Crypto ETFs: Crypto Index ETFs Quietly Emerge

The launch of multi-token crypto products (i.e., crypto index ETFs) signals that many issuers believe the next growth phase in crypto ETFs will be driven by investors who want a rules-based basket approach rather than single asset calls. It mirrors how equity investors often move from single-stock investing to index adoption once an asset class matures, and it also reflects the growing preference among advisors for simpler, portfolio building blocks. But flows into the category have been weak, while single crypto asset ETFs gain significant the attention. I believe this trend will partially reverse over time and we will potentially see more inflows into crypto index ETFs as the number of crypto products becomes too overwhelming to easily perform comparative due diligence. Here is what advisors and investors need to know before making a decision on if/when it is appropriate to invest beyond Bitcoin.

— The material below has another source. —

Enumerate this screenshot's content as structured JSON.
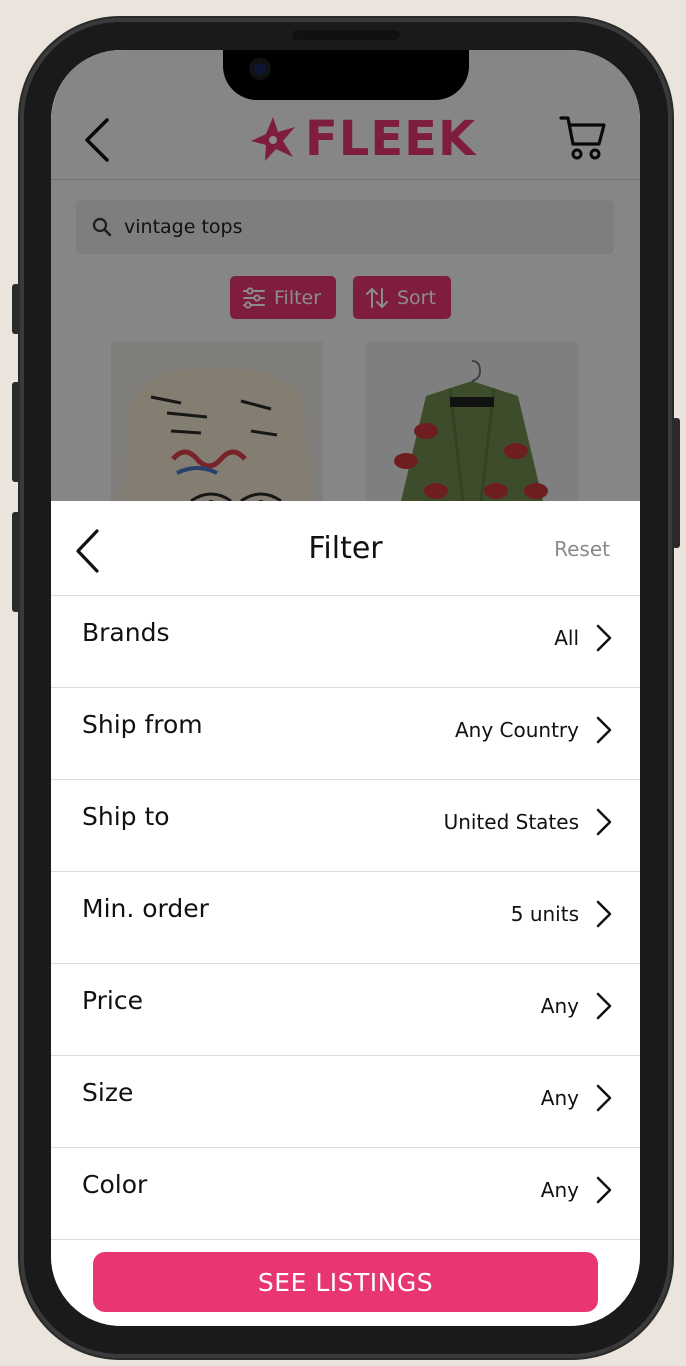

What are crypto index ETFs?

Crypto index ETFs diversify beyond Bitcoin in one product. The majority of these are market-cap weighted and look similar under the hood. At the core, these hold a large amount of Bitcoin (typically around 75%), some Ether (around 15%), XRP (5-6%), Solana (3%), and Cardano (less than 1%). Other allocations are typically less than 1% and include Chainlink, Stellar, and Dogecoin. Most of these also have a small, simple number of holdings (either 5 or 10).

Crypto index products remain comparatively under-the-radar versus single crypto asset ETFs. But they appeal to a specific investor mindset: 1) those that already understand the Bitcoin story and want to expand beyond Bitcoin, and 2) those not necessarily interested in making single asset pick. These baskets can also provide small exposure to assets that may not yet have standalone U.S. spot ETFs (although in small percentages). Stellar and Polkadot, for instance, do not yet have spot ETFs but are found in several crypto index ETFs.

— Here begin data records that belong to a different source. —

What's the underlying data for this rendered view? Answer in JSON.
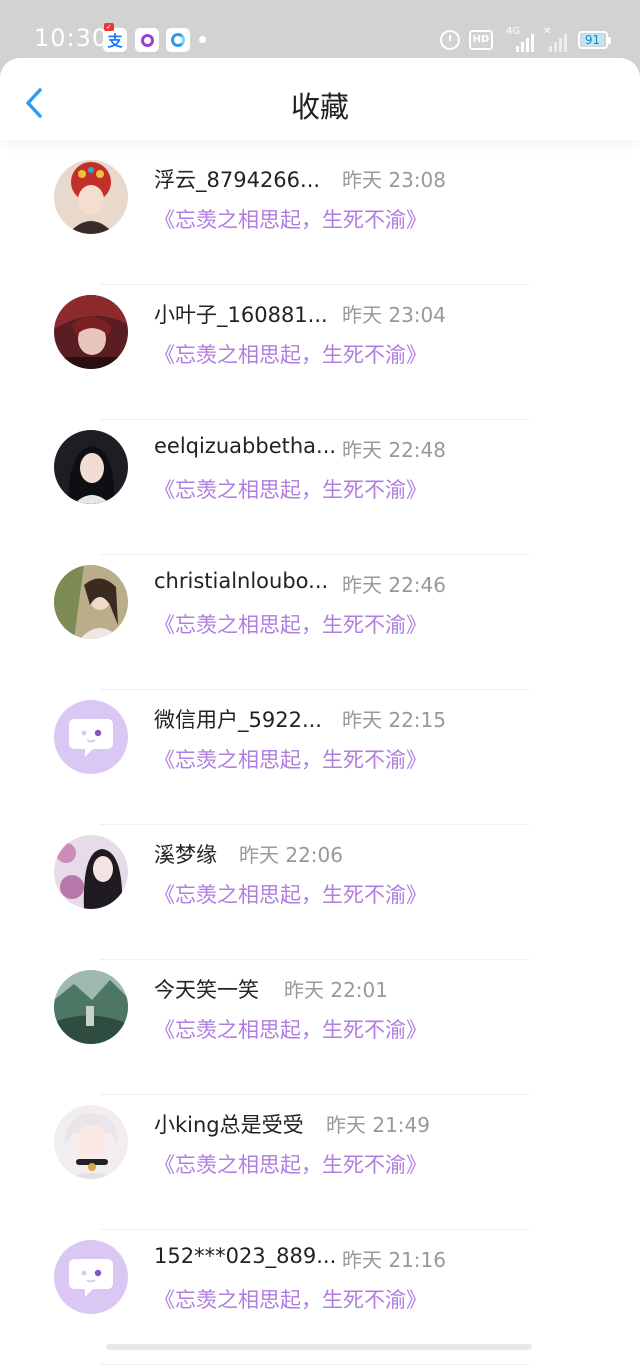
{
  "status_bar": {
    "time": "10:30",
    "signal_label": "4G",
    "battery": "91",
    "icons": [
      "alipay-icon",
      "app-icon",
      "browser-icon",
      "alarm-icon",
      "hd-icon",
      "signal-icon",
      "battery-icon"
    ]
  },
  "header": {
    "title": "收藏",
    "back_icon": "chevron-left-icon"
  },
  "colors": {
    "accent": "#2f9bf0",
    "work_title": "#b07de0",
    "default_avatar": "#dac7f3"
  },
  "items": [
    {
      "name": "浮云_8794266...",
      "time": "昨天 23:08",
      "work": "《忘羡之相思起，生死不渝》",
      "avatar": "photo"
    },
    {
      "name": "小叶子_160881...",
      "time": "昨天 23:04",
      "work": "《忘羡之相思起，生死不渝》",
      "avatar": "photo"
    },
    {
      "name": "eelqizuabbetha...",
      "time": "昨天 22:48",
      "work": "《忘羡之相思起，生死不渝》",
      "avatar": "photo"
    },
    {
      "name": "christialnloubo...",
      "time": "昨天 22:46",
      "work": "《忘羡之相思起，生死不渝》",
      "avatar": "photo"
    },
    {
      "name": "微信用户_5922...",
      "time": "昨天 22:15",
      "work": "《忘羡之相思起，生死不渝》",
      "avatar": "default"
    },
    {
      "name": "溪梦缘",
      "time": "昨天 22:06",
      "work": "《忘羡之相思起，生死不渝》",
      "avatar": "photo"
    },
    {
      "name": "今天笑一笑",
      "time": "昨天 22:01",
      "work": "《忘羡之相思起，生死不渝》",
      "avatar": "photo"
    },
    {
      "name": "小king总是受受",
      "time": "昨天 21:49",
      "work": "《忘羡之相思起，生死不渝》",
      "avatar": "photo"
    },
    {
      "name": "152***023_889...",
      "time": "昨天 21:16",
      "work": "《忘羡之相思起，生死不渝》",
      "avatar": "default"
    }
  ]
}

The issue is that many investors seem to like picking the winners. Crypto is an exciting field with some interesting narratives like Solana and XRP. Solana and XRP spot crypto ETFs have both seen relatively significant demand since their launch in October despite falling crypto prices. Both Solana and XRP ETFs have gathered over $1 billion in net inflows in each group in just over a month.

With the split between Bitcoin-only investors and those interested in individual token narratives, there is not yet a large crowd in the middle looking for diversified basket exposure. This will likely change over the next few years as investors navigate an overwhelming number of crypto products (currently there are over 150 crypto ETFs including around 75 launched in 2025).